I use Sublime Merge pretty much every day, and it's nothing short of fantastic.
It's properly fast, the diff/stage/commit/etc UX is excellent. I particularly enjoy how straightforward it makes it to hand-pick lines from multiple files really quickly. The interface abstracts over enough of the Git ux/api to make it get out of your way, but in a way that doesn't make what it's doing a mystery or too out of your control - hovering over a button will often yield the equivalent git cli commands for example.
Personal preference here, but it's also not an electron app, so it's very resource light.
Worth pointing out that this is not mutually exclusive with the article. You can use both, the article (when combined with this pager) will affect what appears inside the chunk header.
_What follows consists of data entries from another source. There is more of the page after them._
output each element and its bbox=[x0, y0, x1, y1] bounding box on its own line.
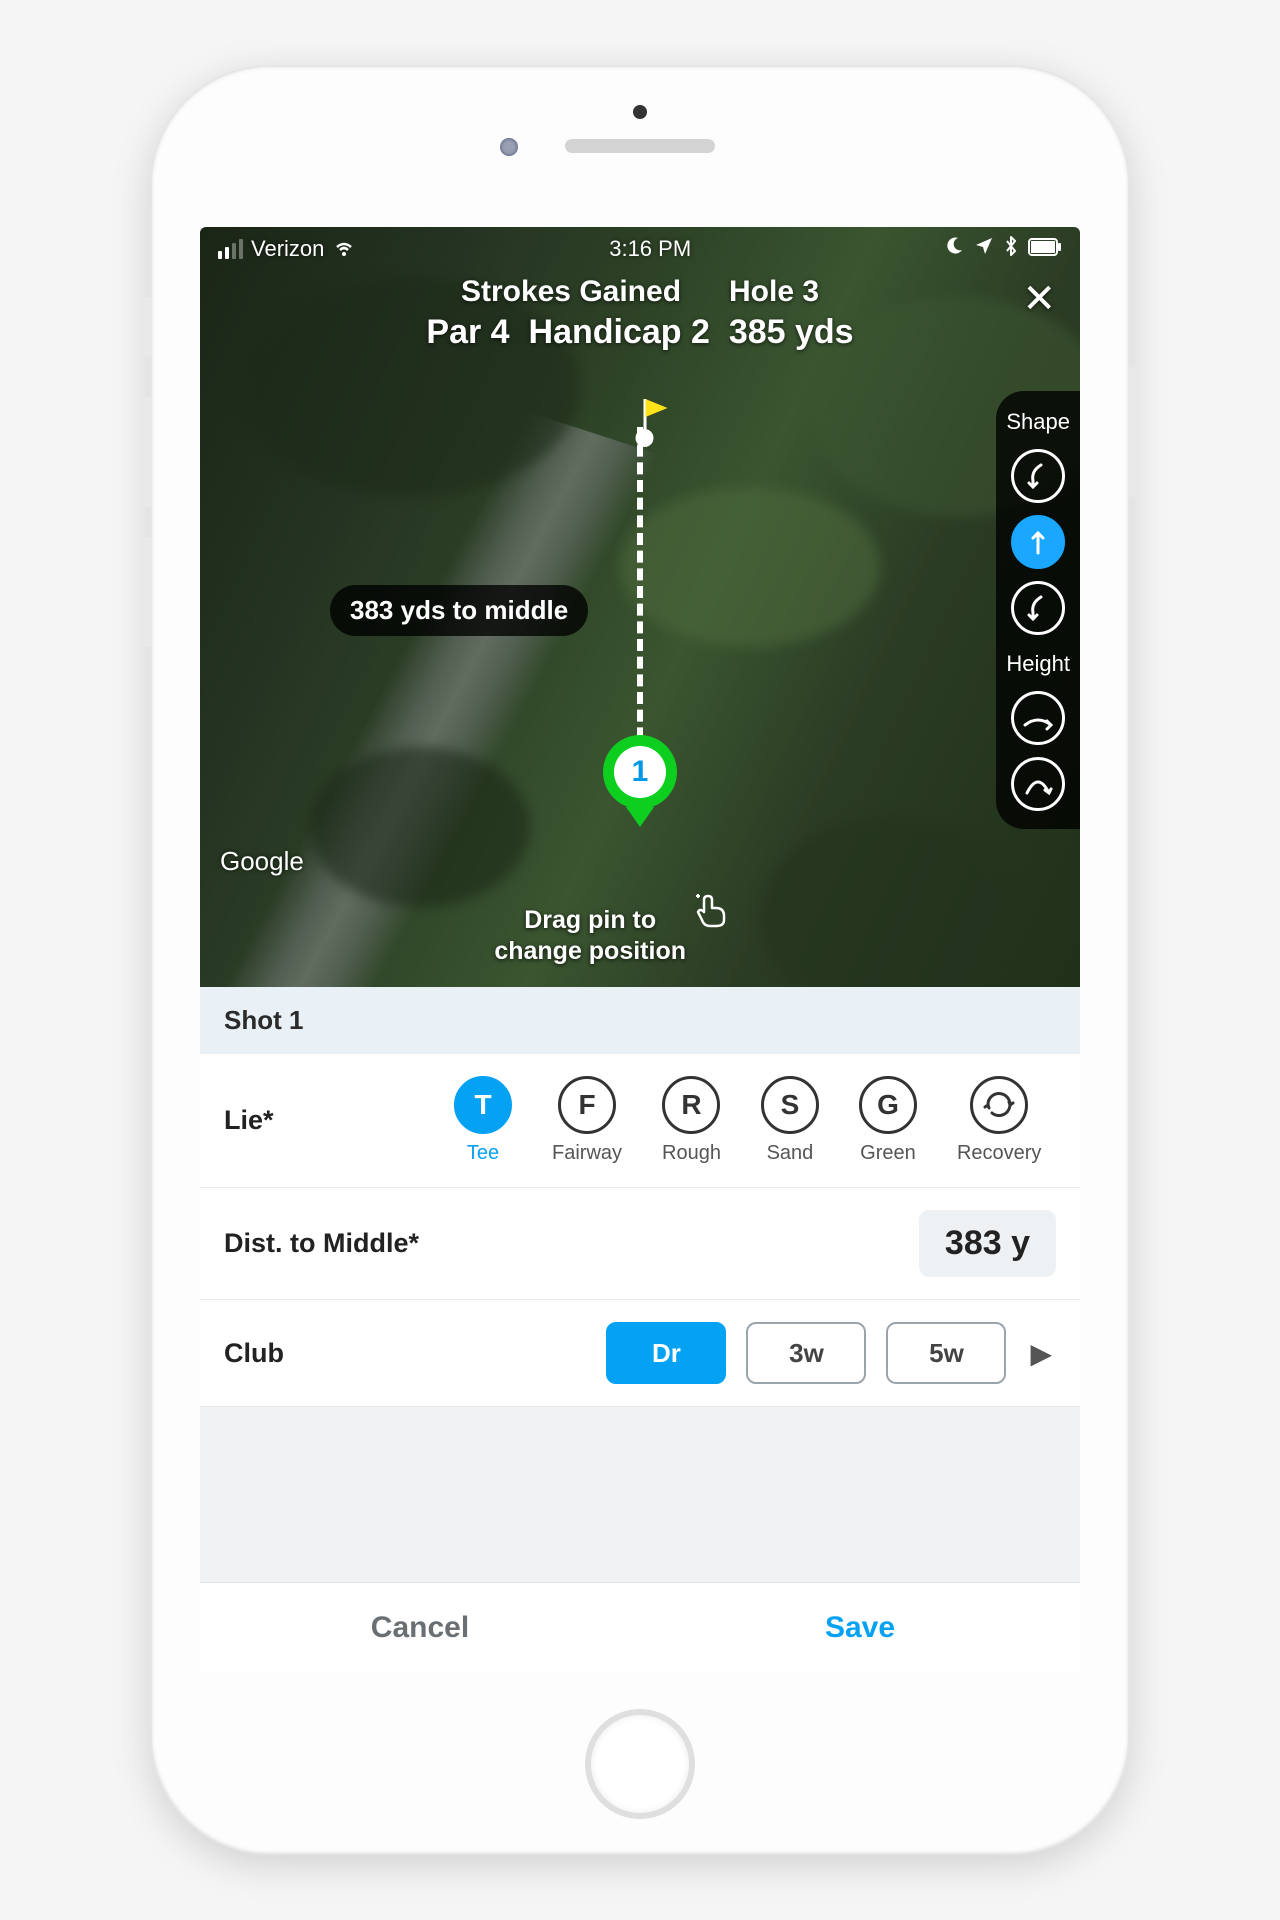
phone-side-button bbox=[144, 297, 152, 357]
course-map[interactable]: Verizon 3:16 PM Stroke bbox=[200, 227, 1080, 987]
shot-shape-panel: Shape Height bbox=[996, 391, 1080, 829]
sheet-spacer bbox=[200, 1407, 1080, 1582]
phone-speaker bbox=[565, 139, 715, 153]
shot-header: Shot 1 bbox=[200, 987, 1080, 1054]
height-high-button[interactable] bbox=[1011, 757, 1065, 811]
lie-row: Lie* T Tee F Fairway R Rough bbox=[200, 1054, 1080, 1188]
distance-row: Dist. to Middle* 383 y bbox=[200, 1188, 1080, 1300]
shape-fade-button[interactable] bbox=[1011, 581, 1065, 635]
phone-sensor-dot bbox=[633, 105, 647, 119]
distance-label: Dist. to Middle* bbox=[224, 1228, 454, 1259]
handicap-label: Handicap 2 bbox=[529, 313, 710, 351]
lie-option-green[interactable]: G Green bbox=[859, 1076, 917, 1165]
club-row: Club Dr 3w 5w ▶ bbox=[200, 1300, 1080, 1407]
yards-label: 385 yds bbox=[729, 313, 854, 351]
phone-side-button bbox=[1128, 367, 1136, 497]
drag-hand-icon bbox=[690, 886, 734, 935]
club-option-5w[interactable]: 5w bbox=[886, 1322, 1006, 1384]
club-option-3w[interactable]: 3w bbox=[746, 1322, 866, 1384]
lie-option-sand[interactable]: S Sand bbox=[761, 1076, 819, 1165]
screen: Verizon 3:16 PM Stroke bbox=[200, 227, 1080, 1673]
wifi-icon bbox=[332, 236, 356, 262]
lie-label: Lie* bbox=[224, 1105, 454, 1136]
phone-side-button bbox=[144, 397, 152, 507]
club-more-button[interactable]: ▶ bbox=[1026, 1337, 1056, 1370]
shot-path-line bbox=[637, 427, 643, 757]
bluetooth-icon bbox=[1004, 235, 1018, 263]
phone-side-button bbox=[144, 537, 152, 647]
location-icon bbox=[974, 236, 994, 262]
moon-icon bbox=[944, 236, 964, 262]
home-button[interactable] bbox=[585, 1709, 695, 1819]
signal-icon bbox=[218, 239, 243, 259]
shape-section-label: Shape bbox=[1006, 409, 1070, 435]
close-button[interactable]: ✕ bbox=[1022, 279, 1056, 319]
screen-title: Strokes Gained bbox=[461, 275, 681, 309]
shot-sheet: Shot 1 Lie* T Tee F Fairway R bbox=[200, 987, 1080, 1673]
status-bar: Verizon 3:16 PM bbox=[200, 227, 1080, 271]
par-label: Par 4 bbox=[426, 313, 509, 351]
map-header: Strokes Gained Hole 3 Par 4 Handicap 2 3… bbox=[200, 275, 1080, 352]
distance-input[interactable]: 383 y bbox=[919, 1210, 1056, 1277]
height-low-button[interactable] bbox=[1011, 691, 1065, 745]
hole-label: Hole 3 bbox=[729, 275, 819, 309]
battery-icon bbox=[1028, 236, 1062, 262]
club-label: Club bbox=[224, 1338, 454, 1369]
distance-badge: 383 yds to middle bbox=[330, 585, 588, 636]
save-button[interactable]: Save bbox=[640, 1583, 1080, 1673]
cancel-button[interactable]: Cancel bbox=[200, 1583, 640, 1673]
lie-option-rough[interactable]: R Rough bbox=[662, 1076, 721, 1165]
carrier-label: Verizon bbox=[251, 236, 324, 262]
shape-draw-button[interactable] bbox=[1011, 449, 1065, 503]
lie-option-tee[interactable]: T Tee bbox=[454, 1076, 512, 1165]
map-attribution: Google bbox=[220, 846, 304, 877]
shot-pin-number: 1 bbox=[614, 746, 666, 798]
footer-bar: Cancel Save bbox=[200, 1582, 1080, 1673]
clock: 3:16 PM bbox=[609, 236, 691, 262]
drag-hint: Drag pin to change position bbox=[494, 905, 686, 968]
shape-straight-button[interactable] bbox=[1011, 515, 1065, 569]
shot-pin[interactable]: 1 bbox=[603, 735, 677, 827]
phone-frame: Verizon 3:16 PM Stroke bbox=[150, 65, 1130, 1855]
phone-camera bbox=[500, 138, 518, 156]
height-section-label: Height bbox=[1006, 651, 1070, 677]
club-option-driver[interactable]: Dr bbox=[606, 1322, 726, 1384]
lie-option-fairway[interactable]: F Fairway bbox=[552, 1076, 622, 1165]
lie-option-recovery[interactable]: Recovery bbox=[957, 1076, 1041, 1165]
FWIW, it looked great on paper/Github, so I installed and tried it. The colors just overwhelmed me, so I had to uninstall it.
Thinking "perhaps, it's just the default color scheme", I installed it again and tried the `delta --show-syntax-themes` command to see the themes in action. Didn't like any of them. So uninstalled it again.
(Delta author here.) You can disable syntax highlighting, either by customizing the {plus,minus}-*-style options to not use 'syntax' as the foreground color, or by selecting the diff-highlight or diff-so-fancy emulation modes. That would allow you to still have some of the other features if they are attractive to you, such as side-by-side view, line numbers, restructuring and streamlining of the default diff format output, copyable code (no +/- characters), etc.
https://github.com/dandavison/delta
It also offers contextual information as well as side-by-side diffs. For syntax highlighting, it uses the same as bat (the cat clone).